Druckenmiller is famous for breaking the Bank of England by shorting the pound. And for anyone who thinks that is a George Soros story, here’s food for thought from the book Inside the House of Money:

Stan may be the greatest moneymaking machine in history. He has Jim Roger’s analytical ability, George Soros’s trading ability, and the stomach of a riverboat gambler when it comes to placing his bets. His lack of volatility is unbelievable.
What is most interesting to me about the breaking of the pound was the combination of Stan Druckenmiller’s gamesmanship – Stan really understands risk and reward – and George’s ability to size trades. Make no mistake about it, shorting the pound was Stan Druckenmiller’s idea. Soros contribution was pushing him to take a gigantic position.

I started my career as a trader and these two guys sit at the "hero" level in my mind, so when they both sat down together recently for an interview (Tudor Jones interviewing Druckenmiller) at the J.P. Morgan Robin Hood Investors Conference, I was all in.

Below is a summary of the most interesting parts of the conversation, as well as Druckenmiller's short bites on a handful of other topics.

Stanley Druckenmiller
Stanley Druckenmiller

The United States' ballooning debt problems

Druckenmiller, having talked about this issue in the past, explained that what he saw was simple math.

“We had taken entitlements in this country from 30% of budget outlays to 60% over the previous 30 years and we had a demographic problem staring us right in the face. 

"My generation, the baby boomers, were going to turn into a grey boom starting around 2020, and we were going to have less and less workers and more and more retirees for about a 12-15 year period from 2020 to 2035”.

And while Druckenmiller could see the math clear as day, even he admits he could “not see the horror show that occurred between then and now”.

Instead of becoming fiscally responsible and putting money away for a rainy day, we all know what has happened in the US – the frequent debt ceiling negotiations and subsequent government shutdowns (due again in November) are a constant reminder.

Druckenmiller adds that "It really started with Donald Trump running a full employment deficit of over $1 trillion," said Druckenmiller. "If that wasn't enough, Biden came in and we got Covid. He doubled and tripled down on Federal spending. What's amazing is he's still at it."

With US debt at more than US$33 trillion, it places enormous pressure on the economy.

“The numbers are so obvious, and so right in your face, but I guess because we’re the reserve currency [USD] and for now you can get away with it, we’re still spending”.

On Janet Yellen and her decision not to refinance US debt with long bonds when rates were low

This part of the conversation was very spicy. It's not often you get someone of Druckenmiller's standing speaking so honestly and so pointedly. 

"When rates were practically zero, every Tom, Dick, Harry, and Mary in the United States refinanced their mortgage. Unfortunately, we had one entity that did not…and that's the U.S. Treasury," said Druckenmiller. "

"Janet Yellen, I guess because of political myopia or whatever, was issuing two years at 15 basis points when she could've issued 10 years at seventy basis points or 30 years at 180 basis points.

"I literally think if you go back to Alexander Hamilton, it was the biggest blunder in the history of the Treasury. I have no idea why she has not been called out on this. She has no right to still be in that job after that."

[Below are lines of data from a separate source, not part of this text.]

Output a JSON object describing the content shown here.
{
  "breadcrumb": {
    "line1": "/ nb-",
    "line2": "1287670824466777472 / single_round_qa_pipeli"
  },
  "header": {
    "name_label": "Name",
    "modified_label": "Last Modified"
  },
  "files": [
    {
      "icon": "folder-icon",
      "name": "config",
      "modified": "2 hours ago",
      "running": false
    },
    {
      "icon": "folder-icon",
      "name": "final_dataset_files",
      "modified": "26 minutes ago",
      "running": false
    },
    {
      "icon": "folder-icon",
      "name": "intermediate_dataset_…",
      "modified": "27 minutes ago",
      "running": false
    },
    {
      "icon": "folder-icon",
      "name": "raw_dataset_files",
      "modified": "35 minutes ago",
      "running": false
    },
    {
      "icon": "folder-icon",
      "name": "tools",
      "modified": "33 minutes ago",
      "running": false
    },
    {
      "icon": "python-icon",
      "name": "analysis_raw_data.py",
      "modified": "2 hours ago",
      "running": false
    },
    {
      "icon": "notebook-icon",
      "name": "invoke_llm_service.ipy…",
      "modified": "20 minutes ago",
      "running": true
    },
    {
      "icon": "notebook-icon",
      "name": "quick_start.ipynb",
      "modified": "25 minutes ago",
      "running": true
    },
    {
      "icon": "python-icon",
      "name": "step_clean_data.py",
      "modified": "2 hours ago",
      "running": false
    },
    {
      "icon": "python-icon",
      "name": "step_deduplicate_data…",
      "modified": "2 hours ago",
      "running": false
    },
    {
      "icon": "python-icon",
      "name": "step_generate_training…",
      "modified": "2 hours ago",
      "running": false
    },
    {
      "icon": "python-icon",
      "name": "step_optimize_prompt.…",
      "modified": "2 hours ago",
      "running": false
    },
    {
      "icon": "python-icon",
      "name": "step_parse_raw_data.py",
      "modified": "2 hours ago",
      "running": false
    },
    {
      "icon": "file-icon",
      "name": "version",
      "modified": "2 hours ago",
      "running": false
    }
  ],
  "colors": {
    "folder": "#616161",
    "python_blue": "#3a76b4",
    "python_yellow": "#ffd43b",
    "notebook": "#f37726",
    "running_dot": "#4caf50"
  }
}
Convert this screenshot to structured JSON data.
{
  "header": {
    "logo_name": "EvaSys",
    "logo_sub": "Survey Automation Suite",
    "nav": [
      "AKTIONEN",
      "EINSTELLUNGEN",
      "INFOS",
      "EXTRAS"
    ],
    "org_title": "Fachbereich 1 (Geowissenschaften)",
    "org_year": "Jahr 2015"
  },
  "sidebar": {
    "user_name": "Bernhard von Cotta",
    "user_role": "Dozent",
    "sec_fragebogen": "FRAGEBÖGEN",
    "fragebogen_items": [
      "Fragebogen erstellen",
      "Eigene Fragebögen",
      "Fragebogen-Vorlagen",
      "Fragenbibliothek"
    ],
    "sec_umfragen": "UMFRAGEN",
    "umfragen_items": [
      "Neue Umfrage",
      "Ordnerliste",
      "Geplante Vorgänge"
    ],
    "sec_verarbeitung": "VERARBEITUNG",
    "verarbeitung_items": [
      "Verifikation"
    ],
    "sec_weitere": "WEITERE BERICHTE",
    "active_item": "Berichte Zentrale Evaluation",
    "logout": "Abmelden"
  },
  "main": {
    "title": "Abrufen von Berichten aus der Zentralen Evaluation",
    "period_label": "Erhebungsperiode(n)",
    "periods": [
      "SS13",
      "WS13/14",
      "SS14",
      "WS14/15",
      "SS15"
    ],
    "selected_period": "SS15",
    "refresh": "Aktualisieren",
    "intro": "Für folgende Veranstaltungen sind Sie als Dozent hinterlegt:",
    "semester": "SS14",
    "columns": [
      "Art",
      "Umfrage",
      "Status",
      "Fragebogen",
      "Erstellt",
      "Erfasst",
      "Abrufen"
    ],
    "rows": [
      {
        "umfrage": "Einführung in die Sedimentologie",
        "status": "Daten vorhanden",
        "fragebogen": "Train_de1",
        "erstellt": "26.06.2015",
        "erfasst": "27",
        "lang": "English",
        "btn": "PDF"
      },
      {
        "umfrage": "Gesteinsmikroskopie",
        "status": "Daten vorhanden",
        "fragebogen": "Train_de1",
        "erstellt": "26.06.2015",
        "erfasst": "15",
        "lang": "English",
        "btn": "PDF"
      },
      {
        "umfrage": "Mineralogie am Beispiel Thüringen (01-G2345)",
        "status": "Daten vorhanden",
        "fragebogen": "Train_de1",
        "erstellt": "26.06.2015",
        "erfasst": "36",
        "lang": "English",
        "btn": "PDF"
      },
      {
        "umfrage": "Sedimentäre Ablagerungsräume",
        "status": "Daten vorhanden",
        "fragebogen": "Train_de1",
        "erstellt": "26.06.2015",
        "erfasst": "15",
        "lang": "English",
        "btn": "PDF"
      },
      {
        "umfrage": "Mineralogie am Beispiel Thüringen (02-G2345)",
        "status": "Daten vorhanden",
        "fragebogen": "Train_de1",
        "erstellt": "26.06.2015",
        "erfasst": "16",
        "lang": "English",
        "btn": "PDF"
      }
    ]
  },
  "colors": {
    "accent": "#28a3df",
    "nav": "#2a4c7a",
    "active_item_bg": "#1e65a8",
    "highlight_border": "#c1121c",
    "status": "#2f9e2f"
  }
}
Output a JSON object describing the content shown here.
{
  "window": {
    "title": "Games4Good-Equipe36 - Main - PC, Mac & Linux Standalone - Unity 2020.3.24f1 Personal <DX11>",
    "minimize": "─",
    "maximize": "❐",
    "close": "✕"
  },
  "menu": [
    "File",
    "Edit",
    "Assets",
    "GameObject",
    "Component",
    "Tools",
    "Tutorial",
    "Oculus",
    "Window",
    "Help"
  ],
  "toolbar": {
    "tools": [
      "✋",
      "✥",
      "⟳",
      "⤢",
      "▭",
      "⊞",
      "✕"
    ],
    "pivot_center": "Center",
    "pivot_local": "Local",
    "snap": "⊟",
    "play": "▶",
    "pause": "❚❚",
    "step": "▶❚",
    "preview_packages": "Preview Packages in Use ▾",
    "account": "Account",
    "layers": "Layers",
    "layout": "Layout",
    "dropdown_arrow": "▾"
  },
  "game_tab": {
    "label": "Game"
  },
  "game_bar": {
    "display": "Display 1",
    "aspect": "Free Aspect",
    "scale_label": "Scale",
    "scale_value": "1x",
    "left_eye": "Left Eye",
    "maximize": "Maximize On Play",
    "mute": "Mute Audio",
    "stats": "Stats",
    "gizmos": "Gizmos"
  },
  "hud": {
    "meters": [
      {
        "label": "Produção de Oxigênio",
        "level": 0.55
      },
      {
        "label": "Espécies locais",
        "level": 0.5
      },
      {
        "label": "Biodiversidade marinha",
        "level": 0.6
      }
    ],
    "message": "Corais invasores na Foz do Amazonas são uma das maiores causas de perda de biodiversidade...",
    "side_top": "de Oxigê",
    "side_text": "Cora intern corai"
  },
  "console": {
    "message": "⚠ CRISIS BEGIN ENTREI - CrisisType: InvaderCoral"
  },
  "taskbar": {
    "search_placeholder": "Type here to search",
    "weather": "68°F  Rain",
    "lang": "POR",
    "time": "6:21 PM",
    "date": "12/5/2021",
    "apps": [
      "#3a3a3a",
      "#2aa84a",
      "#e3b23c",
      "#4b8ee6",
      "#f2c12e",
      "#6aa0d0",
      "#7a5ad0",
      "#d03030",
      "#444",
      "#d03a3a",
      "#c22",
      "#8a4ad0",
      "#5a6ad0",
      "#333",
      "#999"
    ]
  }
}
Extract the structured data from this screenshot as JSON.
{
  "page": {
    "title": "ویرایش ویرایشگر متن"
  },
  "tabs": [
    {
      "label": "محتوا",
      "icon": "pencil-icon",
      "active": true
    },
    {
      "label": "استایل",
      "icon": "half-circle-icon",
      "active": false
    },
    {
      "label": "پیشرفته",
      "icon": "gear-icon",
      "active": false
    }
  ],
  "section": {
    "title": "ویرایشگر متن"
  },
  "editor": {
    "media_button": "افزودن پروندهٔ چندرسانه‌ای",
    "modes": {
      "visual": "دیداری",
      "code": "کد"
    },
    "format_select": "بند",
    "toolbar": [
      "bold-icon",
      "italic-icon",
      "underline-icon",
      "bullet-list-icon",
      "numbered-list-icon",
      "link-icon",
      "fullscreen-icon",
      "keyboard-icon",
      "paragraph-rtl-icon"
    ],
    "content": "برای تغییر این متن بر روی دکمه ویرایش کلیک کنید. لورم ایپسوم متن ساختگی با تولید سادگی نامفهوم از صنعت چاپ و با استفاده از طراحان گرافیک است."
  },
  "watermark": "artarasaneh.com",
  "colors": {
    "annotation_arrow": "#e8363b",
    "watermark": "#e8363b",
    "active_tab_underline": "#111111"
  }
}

On the coming consequences

"When the debt rolls over, by 2033, interest expense is going to be 4.5% of GDP if rates are where they are now," said Druckenmiller. "By 2043, sounds like a long time but it's really not - 20 years, interest expense as a per cent of GDP will be 7%. That is 144% of all current discretionary spending."

"The politicians that are telling you and think they're not going to cut entitlements, it's just an outright lie," said Druckenmiller. "The numbers absolutely don't work. It's a fantasy."

At some point, there is going to be some serious pain required to get the math to work again but, as Druckenmiller points out, “no one wants to sacrifice”.

On how Druckenmiller’s view has changed over time

During the interview, Druckenmiller explains that the one rule he had, over 30 years of trading, was never to let his obsession with the debt (since 1994) interfere with his trading – “because it never, I felt, would have market impact”, said Druckenmiller.

Now, when he looks at the numbers, he’s thrown out the playbook of not letting the debt interfere with his trading.

“The crisis I was worried about in the 2025 to 2035 period, way back in 2011, the numbers are much worse. I was worried about Medicare and social security. Folks, I just gave you the interest thing (covered above) – that wasn’t even part of my equation”.

And what he is doing about it when it comes to his portfolio and, in particular, stocks

Whilst acknowledging that the energy transition, the Inflation Reduction Act (IRA), and artificial intelligence are areas of opportunity, Druckenmiller was less than excited about stocks in general.

When it comes to the IRA, Druckenmiller added that the stimulus will add to inflationary pressures and cause “all kinds of other things in the stock market to break”.

On his recent market activity, over the past two to three months, Druckenmiller said, “Every sale I made I’m happy about and every buy I made I’m not thrilled with”.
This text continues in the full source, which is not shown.